Hi! I'm currently studying basic level organic chemistry on my own and I'm stuck on a problem regarding the following compounds:


The question is asking us to combine our knowledge of alkene addition reactions and Electrophilic aromatic substitution. It asks which of above compounds would react quicker with HBr. Now, my initial guess was that since the methoxy group is activating and the nitro group is deactivating, the nitrostyrene would react slower because of its fewer resonance structures. However, I am fairly certain that I am missing something, since I don't exactly know how the compounds would react with HBr. I thought that the methoxy-compound would react like this:



The proton would bond with the carbon with the least substituents (Markovnikov's rule) and the positive charge would then be stabilized with the pi electrons in the ring. My problem is though that I do not understand what happens with the Bromide ion. It can't bond with the carbon with the most substituents because there is no charge on it. EAS is a substitution reaction but what am I even substituting here?

This all feels like it is very obvious but I simply can't detangle the mess that has formed in my head. I would really appreciate some help.

EDIT: The deactivating group would react slower, of course. Not the activating group.

[orthoformate]

My problem is though that I do not understand what happens with the Bromide ion. It can't bond with the carbon with the most substituents because there is no charge on it.

What do you mean here?

[iSherry]

My problem is though that I do not understand what happens with the Bromide ion. It can't bond with the carbon with the most substituents because there is no charge on it.

What do you mean here?

I mean that the carbon with the most substitients is the third one (counting from the right) and according to Markovnikov's rule the halogen bonds to the carbon with the most substituents. However, in my case the positive charge is on the second carbon which does not have the most substituents. So I don't really know what to to with the bromide ion.

[orthoformate]

In this picture, you have donated the proton to the double bond correctly. The carbocation is at the benzylic position and you have observed Markovnikov's rule, good work.

Now: You have a formal positive charge drawn, and I think you know that the negative charge is on the bromide ion. Where could that bromide ion land?

what would happen if it landed at the benzylic position? What would happen if it landed at either the ortho or para positions?

Draw all the resonance structures. show me what you think would/could happen at each point.

[iSherry]

I am in the middle of a move and cannot sit down to do this today, but I will tomorrow and get back to you then. Thank you for taking the time to help me!

[iSherry]

I tried to draw the possible resonance structures but I am just so confused. I don't know how to place a positive formal charge in either the para or ortho position in relation to the MeO group. It seems that only meta positions are available. Also, if the Br- were to bond in the benzylic position then wouldn't the compound be neutral? Thus finishing the mechanism?

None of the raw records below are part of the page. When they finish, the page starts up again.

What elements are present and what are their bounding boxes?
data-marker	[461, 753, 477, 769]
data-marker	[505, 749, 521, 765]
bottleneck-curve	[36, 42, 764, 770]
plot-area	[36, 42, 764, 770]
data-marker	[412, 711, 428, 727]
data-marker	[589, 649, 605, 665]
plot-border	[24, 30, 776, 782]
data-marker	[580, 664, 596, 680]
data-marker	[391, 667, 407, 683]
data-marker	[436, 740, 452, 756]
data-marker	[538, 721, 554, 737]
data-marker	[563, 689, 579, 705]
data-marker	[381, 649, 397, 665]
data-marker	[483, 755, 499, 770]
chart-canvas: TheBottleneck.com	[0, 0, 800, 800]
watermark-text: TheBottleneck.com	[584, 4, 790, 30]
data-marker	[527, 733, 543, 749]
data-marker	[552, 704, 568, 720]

I'm sorry for the blurry photo. All charges on the resonance structures (marked with a circle around them) are positive.

[orthoformate]

Hi,

I'm sorry, I should have made it clear that i meant ortho and para relative to the vinylic group that your attacking with the HBr. You have put the positive charges where they are supposed to go, good work.

You forgot one resonance form where the methoxy oxygen octet resonance stabilizes the carbocation at the para position.

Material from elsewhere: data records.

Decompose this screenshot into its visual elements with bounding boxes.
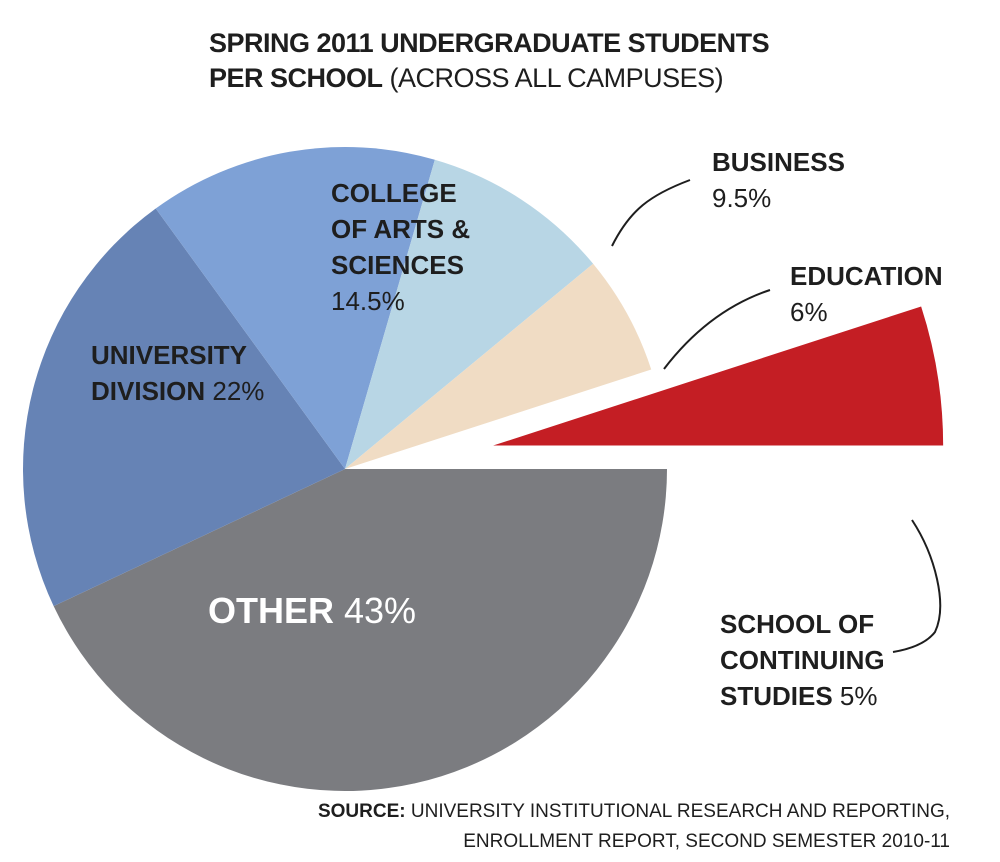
slice-label-other-name: OTHER [208,590,334,631]
leader-line-business [611,179,691,247]
pie-slice-school-of-continuing-studies [493,306,944,446]
source-line-2: ENROLLMENT REPORT, SECOND SEMESTER 2010-… [463,831,950,852]
pie-slice-other [53,469,667,791]
pie-slices [23,147,944,791]
slice-label-business: BUSINESS 9.5% [712,144,845,216]
leader-line-continuing-studies [892,519,942,653]
slice-label-scs-value: 5% [839,681,878,711]
pie-slice-college-of-arts-sciences [155,147,435,469]
slice-label-cas-line3: SCIENCES [331,250,464,280]
slice-label-university-line1: UNIVERSITY [91,340,248,370]
chart-title-line1: SPRING 2011 UNDERGRADUATE STUDENTS [209,28,770,58]
slice-label-university-division: UNIVERSITY DIVISION 22% [91,337,264,409]
slice-label-university-line2: DIVISION [91,376,206,406]
slice-label-cas-value: 14.5% [331,286,405,316]
slice-label-education-name: EDUCATION [790,261,943,291]
slice-label-arts-sciences: COLLEGE OF ARTS & SCIENCES 14.5% [331,175,470,319]
leader-line-education [663,289,771,370]
chart-subtitle-bold: PER SCHOOL [209,63,383,93]
slice-label-other-value: 43% [344,590,417,631]
slice-label-business-name: BUSINESS [712,147,845,177]
pie-slice-university-division [23,208,345,607]
slice-label-continuing-studies: SCHOOL OF CONTINUING STUDIES 5% [720,606,885,714]
pie-slice-business [345,159,594,470]
source-line-1: UNIVERSITY INSTITUTIONAL RESEARCH AND RE… [410,801,950,822]
leader-lines [611,179,942,653]
slice-label-scs-line1: SCHOOL OF [720,609,875,639]
slice-label-cas-line1: COLLEGE [331,178,457,208]
slice-label-scs-line2: CONTINUING [720,645,885,675]
chart-title: SPRING 2011 UNDERGRADUATE STUDENTS PER SC… [209,26,770,96]
slice-label-other: OTHER 43% [208,589,416,633]
slice-label-education: EDUCATION 6% [790,258,943,330]
chart-subtitle: (ACROSS ALL CAMPUSES) [389,63,724,93]
source-label: SOURCE: [317,801,406,822]
source-note: SOURCE: UNIVERSITY INSTITUTIONAL RESEARC… [318,797,950,857]
slice-label-education-value: 6% [790,297,828,327]
slice-label-business-value: 9.5% [712,183,772,213]
slice-label-cas-line2: OF ARTS & [331,214,471,244]
slice-label-scs-line3: STUDIES [720,681,833,711]
pie-slice-education [345,263,652,469]
slice-label-university-value: 22% [212,376,265,406]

You are correct in thinking that if you put the bromide down on the benzylic position the compound would be neutral and the mechanism would be complete. In my opinion, this is the correct answer.

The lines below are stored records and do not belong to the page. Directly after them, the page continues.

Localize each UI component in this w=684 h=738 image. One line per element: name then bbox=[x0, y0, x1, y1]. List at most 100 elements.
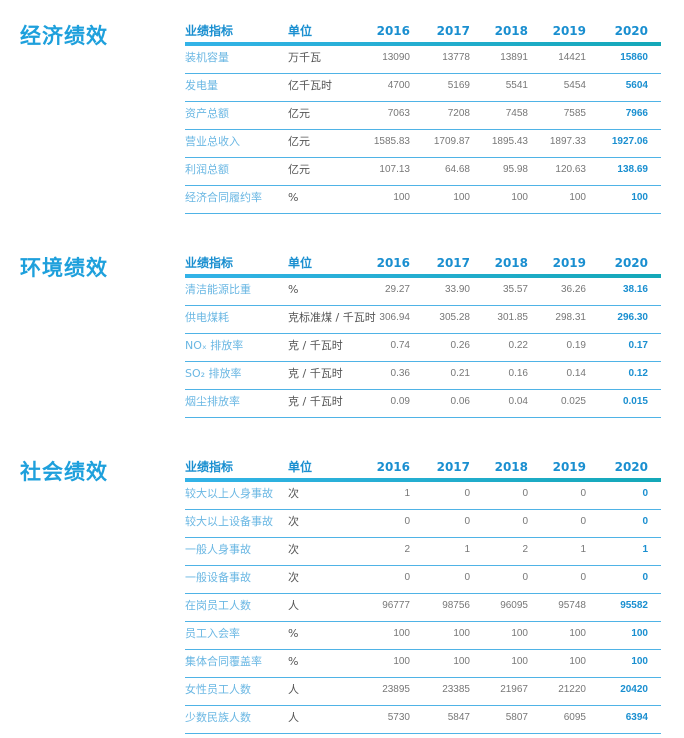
row-value: 23385 bbox=[442, 684, 470, 695]
table-row: 资产总额 亿元 7063 7208 7458 7585 7966 bbox=[185, 102, 661, 130]
row-unit: % bbox=[288, 191, 299, 204]
row-value: 1927.06 bbox=[611, 136, 648, 147]
row-value: 7585 bbox=[563, 108, 586, 119]
row-value: 5847 bbox=[447, 712, 470, 723]
row-unit: % bbox=[288, 655, 299, 668]
table-row: 集体合同覆盖率 % 100 100 100 100 100 bbox=[185, 650, 661, 678]
header-year: 2016 bbox=[376, 460, 410, 474]
header-unit: 单位 bbox=[288, 460, 313, 474]
table-header: 业绩指标 单位 2016 2017 2018 2019 2020 bbox=[185, 252, 661, 274]
row-value: 7063 bbox=[387, 108, 410, 119]
header-indicator: 业绩指标 bbox=[185, 24, 234, 38]
row-unit: 亿元 bbox=[288, 163, 310, 176]
row-value: 0 bbox=[522, 488, 528, 499]
row-value: 0.19 bbox=[566, 340, 586, 351]
table-row: 利润总额 亿元 107.13 64.68 95.98 120.63 138.69 bbox=[185, 158, 661, 186]
row-value: 100 bbox=[569, 628, 586, 639]
row-value: 0 bbox=[580, 488, 586, 499]
row-value: 100 bbox=[453, 628, 470, 639]
row-unit: 亿千瓦时 bbox=[288, 79, 332, 92]
row-value: 298.31 bbox=[555, 312, 586, 323]
row-value: 0.06 bbox=[450, 396, 470, 407]
header-year: 2019 bbox=[552, 256, 586, 270]
row-value: 100 bbox=[453, 656, 470, 667]
row-unit: 克 / 千瓦时 bbox=[288, 367, 343, 380]
row-value: 36.26 bbox=[560, 284, 586, 295]
row-value: 0 bbox=[464, 488, 470, 499]
row-unit: 亿元 bbox=[288, 107, 310, 120]
header-year: 2016 bbox=[376, 256, 410, 270]
row-label: 营业总收入 bbox=[185, 135, 240, 148]
header-year: 2016 bbox=[376, 24, 410, 38]
row-value: 100 bbox=[569, 656, 586, 667]
row-value: 0.22 bbox=[508, 340, 528, 351]
row-value: 5169 bbox=[447, 80, 470, 91]
row-unit: % bbox=[288, 283, 299, 296]
row-value: 38.16 bbox=[622, 284, 648, 295]
row-label: 一般人身事故 bbox=[185, 543, 251, 556]
row-value: 100 bbox=[393, 628, 410, 639]
row-value: 0 bbox=[522, 572, 528, 583]
row-unit: 人 bbox=[288, 711, 299, 724]
header-year: 2020 bbox=[614, 460, 648, 474]
header-year: 2018 bbox=[494, 256, 528, 270]
header-divider bbox=[185, 274, 661, 278]
row-value: 6394 bbox=[625, 712, 648, 723]
row-value: 96777 bbox=[382, 600, 410, 611]
row-value: 0.21 bbox=[450, 368, 470, 379]
row-value: 2 bbox=[404, 544, 410, 555]
row-value: 35.57 bbox=[502, 284, 528, 295]
row-value: 107.13 bbox=[379, 164, 410, 175]
table-row: 经济合同履约率 % 100 100 100 100 100 bbox=[185, 186, 661, 214]
row-label: 清洁能源比重 bbox=[185, 283, 251, 296]
row-label: 发电量 bbox=[185, 79, 218, 92]
row-value: 100 bbox=[631, 192, 648, 203]
table-header: 业绩指标 单位 2016 2017 2018 2019 2020 bbox=[185, 20, 661, 42]
row-value: 23895 bbox=[382, 684, 410, 695]
row-value: 1895.43 bbox=[491, 136, 528, 147]
row-value: 21220 bbox=[558, 684, 586, 695]
table-row: 烟尘排放率 克 / 千瓦时 0.09 0.06 0.04 0.025 0.015 bbox=[185, 390, 661, 418]
row-label: 员工入会率 bbox=[185, 627, 240, 640]
row-value: 0 bbox=[522, 516, 528, 527]
row-value: 100 bbox=[631, 628, 648, 639]
row-value: 64.68 bbox=[444, 164, 470, 175]
table-row: SO₂ 排放率 克 / 千瓦时 0.36 0.21 0.16 0.14 0.12 bbox=[185, 362, 661, 390]
row-value: 21967 bbox=[500, 684, 528, 695]
header-year: 2017 bbox=[436, 256, 470, 270]
row-unit: 次 bbox=[288, 515, 299, 528]
row-value: 100 bbox=[511, 656, 528, 667]
row-value: 13891 bbox=[500, 52, 528, 63]
table-row: 较大以上人身事故 次 1 0 0 0 0 bbox=[185, 482, 661, 510]
row-value: 0.14 bbox=[566, 368, 586, 379]
table-row: 一般人身事故 次 2 1 2 1 1 bbox=[185, 538, 661, 566]
table-header: 业绩指标 单位 2016 2017 2018 2019 2020 bbox=[185, 456, 661, 478]
table-row: 供电煤耗 克标准煤 / 千瓦时 306.94 305.28 301.85 298.31 2… bbox=[185, 306, 661, 334]
row-value: 100 bbox=[511, 628, 528, 639]
row-value: 0 bbox=[464, 572, 470, 583]
row-value: 5541 bbox=[505, 80, 528, 91]
row-value: 96095 bbox=[500, 600, 528, 611]
header-unit: 单位 bbox=[288, 24, 313, 38]
row-label: 利润总额 bbox=[185, 163, 229, 176]
row-value: 120.63 bbox=[555, 164, 586, 175]
row-value: 29.27 bbox=[384, 284, 410, 295]
row-value: 0.04 bbox=[508, 396, 528, 407]
row-value: 0 bbox=[404, 572, 410, 583]
row-value: 100 bbox=[631, 656, 648, 667]
row-value: 296.30 bbox=[617, 312, 648, 323]
row-label: 一般设备事故 bbox=[185, 571, 251, 584]
row-value: 0 bbox=[580, 572, 586, 583]
row-value: 5807 bbox=[505, 712, 528, 723]
row-value: 0.17 bbox=[628, 340, 648, 351]
row-value: 7458 bbox=[505, 108, 528, 119]
row-unit: 次 bbox=[288, 571, 299, 584]
row-value: 1897.33 bbox=[549, 136, 586, 147]
row-unit: 克标准煤 / 千瓦时 bbox=[288, 311, 376, 324]
header-year: 2019 bbox=[552, 24, 586, 38]
row-value: 100 bbox=[511, 192, 528, 203]
row-value: 0.025 bbox=[560, 396, 586, 407]
row-value: 1 bbox=[404, 488, 410, 499]
row-value: 0.015 bbox=[622, 396, 648, 407]
row-label: 装机容量 bbox=[185, 51, 229, 64]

You can try to put the bromide ion down at the other points on the ring, but you will find that you cannot re-establish aromaticity if you do that.


I think when your teacher said "use what you know about electrophilic aromatic substitution" your teacher meant for you to to draw the resonance structures. If you draw them the same way with the nitro group present, you will see that the cation locates itself geminal to the nitro...this will slow your HBr attack on the double bond down, possibly even lead to no reaction on the nitro containing compound.

Is this making sense? You said you were confused, but you actually seem to have a really good grasp of this stuff.